Henry and his family lived in a very troubled area during the time of his North Carolina residence. The clash between the Regulators and the government officials must have had a tremendous effect on their everyday lives. Neighbors were being persecuted and difficult decision had to be made in the political struggles of the time. There is proof that when the American Revolution did take place, Henry had made the decision to aid the American forces by providing goods for the militia. This proof is found in the North Carolina Archives, Index to the Revolutionary Army Accounts showing receipts for payment to Henry for sundries for the militia.

In addition to land he sold his son Henry Jr., in 1777, he sold 155 acres to Peter Kivet (Civet) on January 6, 1785. This was land located on a branch of Sandy Creek called Mt. Pleasant. On October 24, 1785, Henry Sr. bought 140 acres from James McWilliams on the Reedy River in Greenville County SC. The following year, he added 220 acres which he bought from Hance Black. This land was on the Pigeon Roost branch of the Reedy River."

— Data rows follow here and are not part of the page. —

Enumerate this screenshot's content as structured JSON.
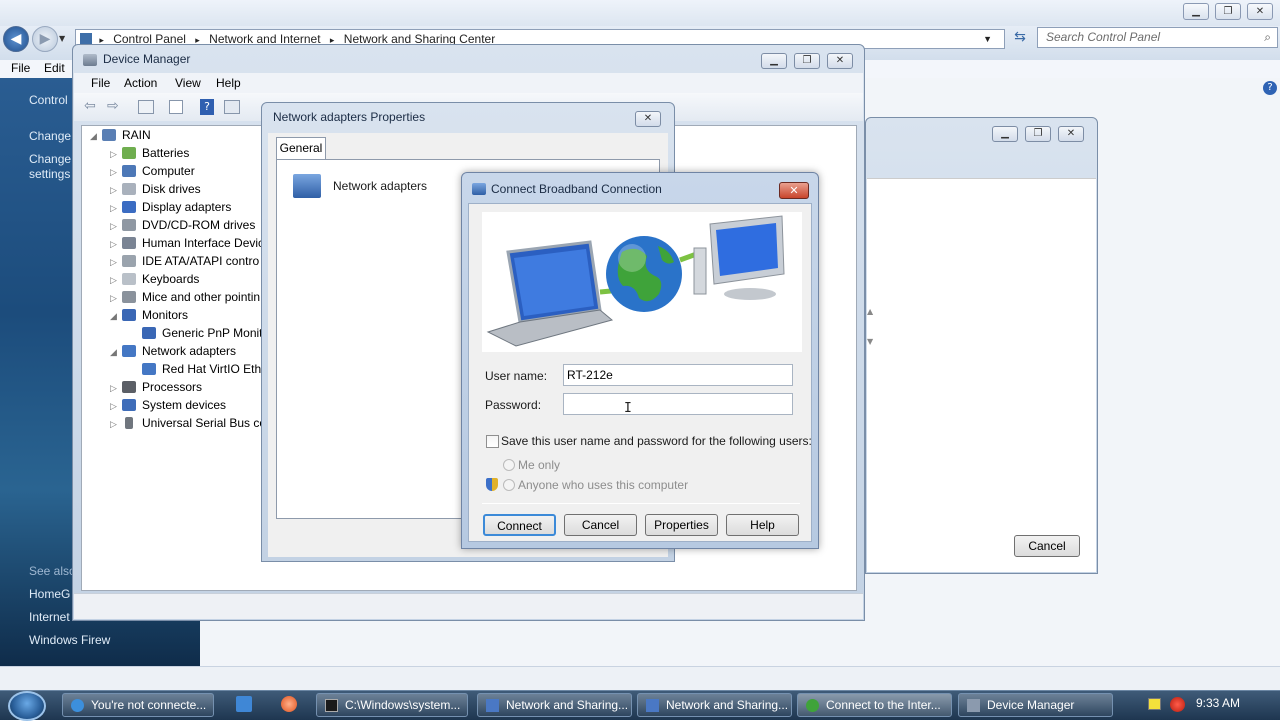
{
  "explorer": {
    "breadcrumb": [
      "Control Panel",
      "Network and Internet",
      "Network and Sharing Center"
    ],
    "search_placeholder": "Search Control Panel",
    "menu": [
      "File",
      "Edit"
    ],
    "left_links": [
      "Control",
      "Change",
      "Change",
      "settings",
      "See also",
      "HomeG",
      "Internet",
      "Windows Firew"
    ]
  },
  "device_manager": {
    "title": "Device Manager",
    "menu": [
      "File",
      "Action",
      "View",
      "Help"
    ],
    "tree": [
      {
        "label": "RAIN",
        "level": 0,
        "expanded": true
      },
      {
        "label": "Batteries",
        "level": 1
      },
      {
        "label": "Computer",
        "level": 1
      },
      {
        "label": "Disk drives",
        "level": 1
      },
      {
        "label": "Display adapters",
        "level": 1
      },
      {
        "label": "DVD/CD-ROM drives",
        "level": 1
      },
      {
        "label": "Human Interface Devic",
        "level": 1
      },
      {
        "label": "IDE ATA/ATAPI contro",
        "level": 1
      },
      {
        "label": "Keyboards",
        "level": 1
      },
      {
        "label": "Mice and other pointin",
        "level": 1
      },
      {
        "label": "Monitors",
        "level": 1,
        "expanded": true
      },
      {
        "label": "Generic PnP Monit",
        "level": 2
      },
      {
        "label": "Network adapters",
        "level": 1,
        "expanded": true
      },
      {
        "label": "Red Hat VirtIO Ethe",
        "level": 2
      },
      {
        "label": "Processors",
        "level": 1
      },
      {
        "label": "System devices",
        "level": 1
      },
      {
        "label": "Universal Serial Bus co",
        "level": 1
      }
    ]
  },
  "properties": {
    "title": "Network adapters Properties",
    "tab": "General",
    "item_label": "Network adapters"
  },
  "background_window": {
    "cancel_label": "Cancel"
  },
  "dialog": {
    "title": "Connect Broadband Connection",
    "username_label": "User name:",
    "username_value": "RT-212e",
    "password_label": "Password:",
    "password_value": "",
    "save_label": "Save this user name and password for the following users:",
    "me_only": "Me only",
    "anyone": "Anyone who uses this computer",
    "connect": "Connect",
    "cancel": "Cancel",
    "properties": "Properties",
    "help": "Help"
  },
  "taskbar": {
    "tasks": [
      "You're not connecte...",
      "C:\\Windows\\system...",
      "Network and Sharing...",
      "Network and Sharing...",
      "Connect to the Inter...",
      "Device Manager"
    ],
    "clock": "9:33 AM"
  }
}
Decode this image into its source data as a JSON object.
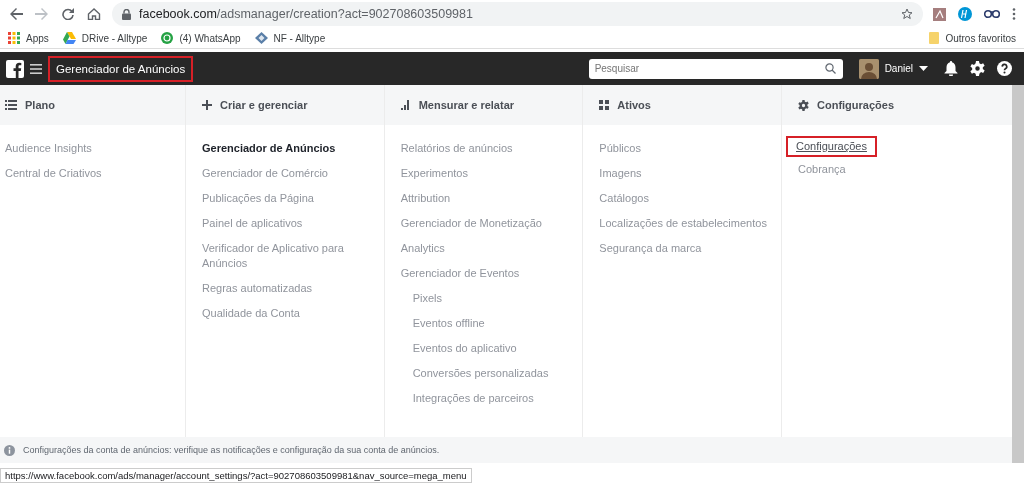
{
  "browser": {
    "url_host": "facebook.com",
    "url_path": "/adsmanager/creation?act=902708603509981",
    "bookmarks": [
      {
        "label": "Apps",
        "kind": "apps"
      },
      {
        "label": "DRive - Alltype",
        "kind": "drive"
      },
      {
        "label": "(4) WhatsApp",
        "kind": "whatsapp"
      },
      {
        "label": "NF - Alltype",
        "kind": "nf"
      }
    ],
    "other_bookmarks": "Outros favoritos"
  },
  "topbar": {
    "title": "Gerenciador de Anúncios",
    "title_highlighted": true,
    "search": {
      "placeholder": "Pesquisar"
    },
    "user": "Daniel"
  },
  "menu": {
    "columns": [
      {
        "title": "Plano",
        "kind": "list",
        "items": [
          {
            "label": "Audience Insights",
            "selected": false,
            "highlighted": false
          },
          {
            "label": "Central de Criativos",
            "selected": false,
            "highlighted": false
          }
        ]
      },
      {
        "title": "Criar e gerenciar",
        "kind": "plus",
        "items": [
          {
            "label": "Gerenciador de Anúncios",
            "selected": true,
            "highlighted": false
          },
          {
            "label": "Gerenciador de Comércio",
            "selected": false,
            "highlighted": false
          },
          {
            "label": "Publicações da Página",
            "selected": false,
            "highlighted": false
          },
          {
            "label": "Painel de aplicativos",
            "selected": false,
            "highlighted": false
          },
          {
            "label": "Verificador de Aplicativo para Anúncios",
            "selected": false,
            "highlighted": false
          },
          {
            "label": "Regras automatizadas",
            "selected": false,
            "highlighted": false
          },
          {
            "label": "Qualidade da Conta",
            "selected": false,
            "highlighted": false
          }
        ]
      },
      {
        "title": "Mensurar e relatar",
        "kind": "chart",
        "items": [
          {
            "label": "Relatórios de anúncios",
            "selected": false,
            "highlighted": false
          },
          {
            "label": "Experimentos",
            "selected": false,
            "highlighted": false
          },
          {
            "label": "Attribution",
            "selected": false,
            "highlighted": false
          },
          {
            "label": "Gerenciador de Monetização",
            "selected": false,
            "highlighted": false
          },
          {
            "label": "Analytics",
            "selected": false,
            "highlighted": false
          },
          {
            "label": "Gerenciador de Eventos",
            "selected": false,
            "highlighted": false,
            "children": [
              {
                "label": "Pixels",
                "selected": false,
                "highlighted": false
              },
              {
                "label": "Eventos offline",
                "selected": false,
                "highlighted": false
              },
              {
                "label": "Eventos do aplicativo",
                "selected": false,
                "highlighted": false
              },
              {
                "label": "Conversões personalizadas",
                "selected": false,
                "highlighted": false
              },
              {
                "label": "Integrações de parceiros",
                "selected": false,
                "highlighted": false
              }
            ]
          }
        ]
      },
      {
        "title": "Ativos",
        "kind": "grid",
        "items": [
          {
            "label": "Públicos",
            "selected": false,
            "highlighted": false
          },
          {
            "label": "Imagens",
            "selected": false,
            "highlighted": false
          },
          {
            "label": "Catálogos",
            "selected": false,
            "highlighted": false
          },
          {
            "label": "Localizações de estabelecimentos",
            "selected": false,
            "highlighted": false
          },
          {
            "label": "Segurança da marca",
            "selected": false,
            "highlighted": false
          }
        ]
      },
      {
        "title": "Configurações",
        "kind": "gear",
        "items": [
          {
            "label": "Configurações",
            "selected": false,
            "highlighted": true
          },
          {
            "label": "Cobrança",
            "selected": false,
            "highlighted": false
          }
        ]
      }
    ],
    "footer": "Configurações da conta de anúncios: verifique as notificações e configuração da sua conta de anúncios."
  },
  "status_url": "https://www.facebook.com/ads/manager/account_settings/?act=902708603509981&nav_source=mega_menu"
}
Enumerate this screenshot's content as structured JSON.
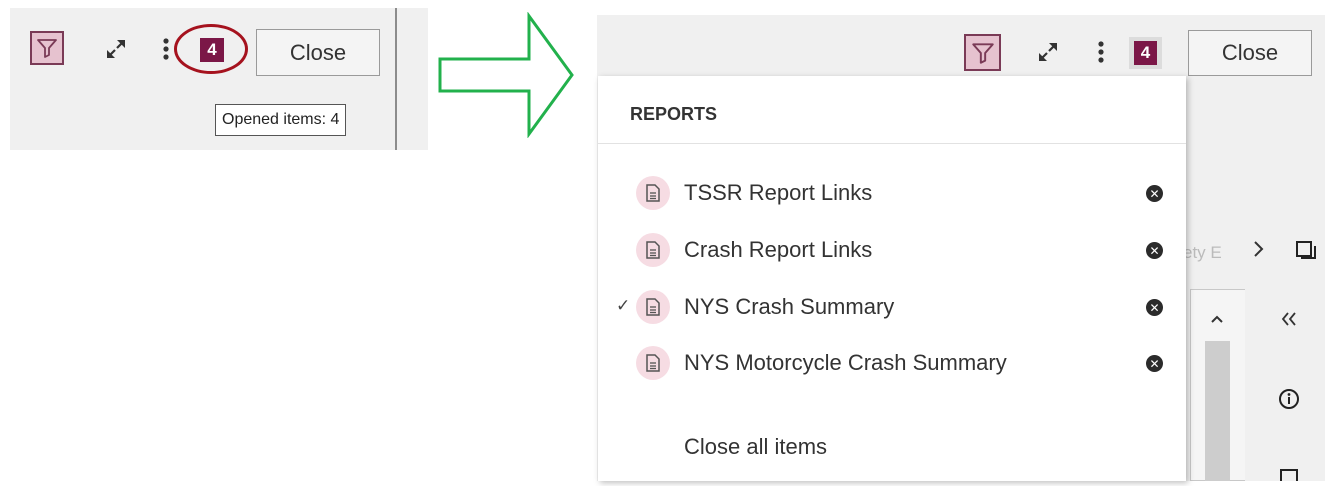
{
  "before": {
    "badge_count": "4",
    "close_label": "Close",
    "tooltip": "Opened items: 4"
  },
  "after": {
    "badge_count": "4",
    "close_label": "Close",
    "menu": {
      "header": "REPORTS",
      "items": [
        {
          "label": "TSSR Report Links",
          "checked": false
        },
        {
          "label": "Crash Report Links",
          "checked": false
        },
        {
          "label": "NYS Crash Summary",
          "checked": true
        },
        {
          "label": "NYS Motorcycle Crash Summary",
          "checked": false
        }
      ],
      "close_all": "Close all items"
    },
    "background": {
      "partial_text": "ety E",
      "chevron_right": "›",
      "collapse_glyph": "«"
    }
  },
  "colors": {
    "accent": "#7b1747",
    "filter_bg": "#e6c2cf",
    "arrow": "#22b14c",
    "highlight_ring": "#a5121e"
  },
  "icons": [
    "filter-icon",
    "expand-icon",
    "more-vertical-icon",
    "document-icon",
    "close-circle-icon",
    "checkmark-icon",
    "info-icon",
    "chevron-up-icon",
    "chevron-right-icon",
    "collapse-left-icon",
    "window-icon"
  ]
}
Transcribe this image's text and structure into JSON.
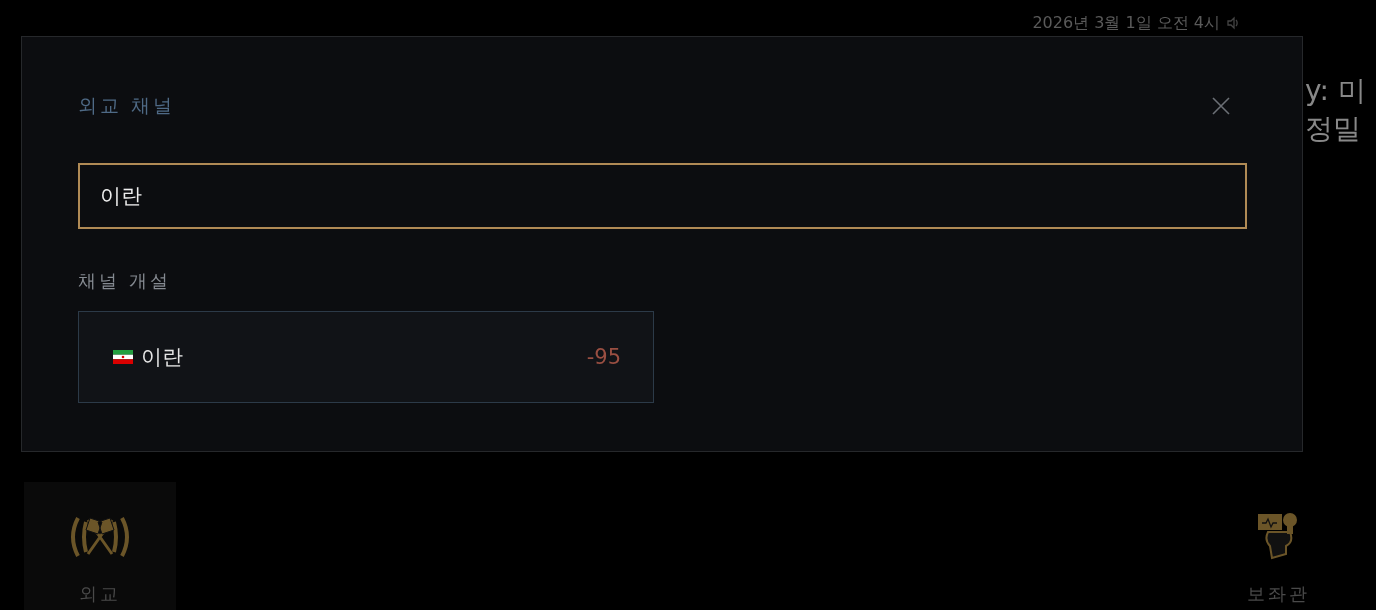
{
  "background": {
    "timestamp": "2026년 3월 1일 오전 4시",
    "headline_lines": [
      "y: 미",
      "정밀"
    ]
  },
  "dialog": {
    "title": "외교 채널",
    "search": {
      "value": "이란"
    },
    "section_label": "채널 개설",
    "results": [
      {
        "name": "이란",
        "value": "-95"
      }
    ]
  },
  "nav": [
    {
      "label": "외교",
      "selected": true
    },
    {
      "label": "보좌관",
      "selected": false
    }
  ]
}
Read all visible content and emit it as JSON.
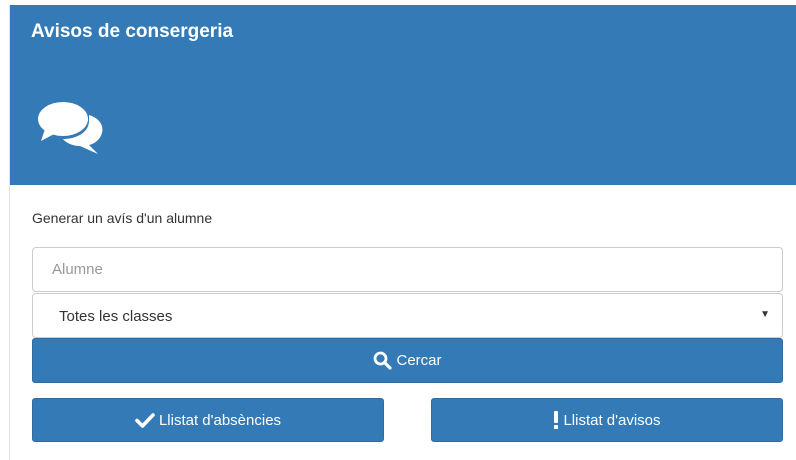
{
  "header": {
    "title": "Avisos de consergeria",
    "icon": "comments-icon"
  },
  "form": {
    "section_label": "Generar un avís d'un alumne",
    "student_input": {
      "placeholder": "Alumne",
      "value": ""
    },
    "class_select": {
      "selected": "Totes les classes"
    },
    "search_button": {
      "label": "Cercar",
      "icon": "search-icon"
    }
  },
  "actions": {
    "absences_button": {
      "label": "Llistat d'absències",
      "icon": "check-icon"
    },
    "notices_button": {
      "label": "Llistat d'avisos",
      "icon": "exclamation-icon"
    }
  },
  "colors": {
    "primary": "#337ab7",
    "primary_border": "#2e6da4",
    "text": "#333333",
    "input_border": "#cccccc"
  }
}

Well, that's about as far back as my cousins' book goes. However, there is some proof that the name Lenderman, (or Lindemann) is a Jewish surname from regions of Germany, Pomerania, and Holland. This information was supplied by Beth Hatefutsoth, The Nahum Goldmann Museum of the Jewish Diaspora in Tel Aviv. Whether or not Henry's ancestry is the same is hard, if not impossible, to determine. Just thought this information might prove interesting.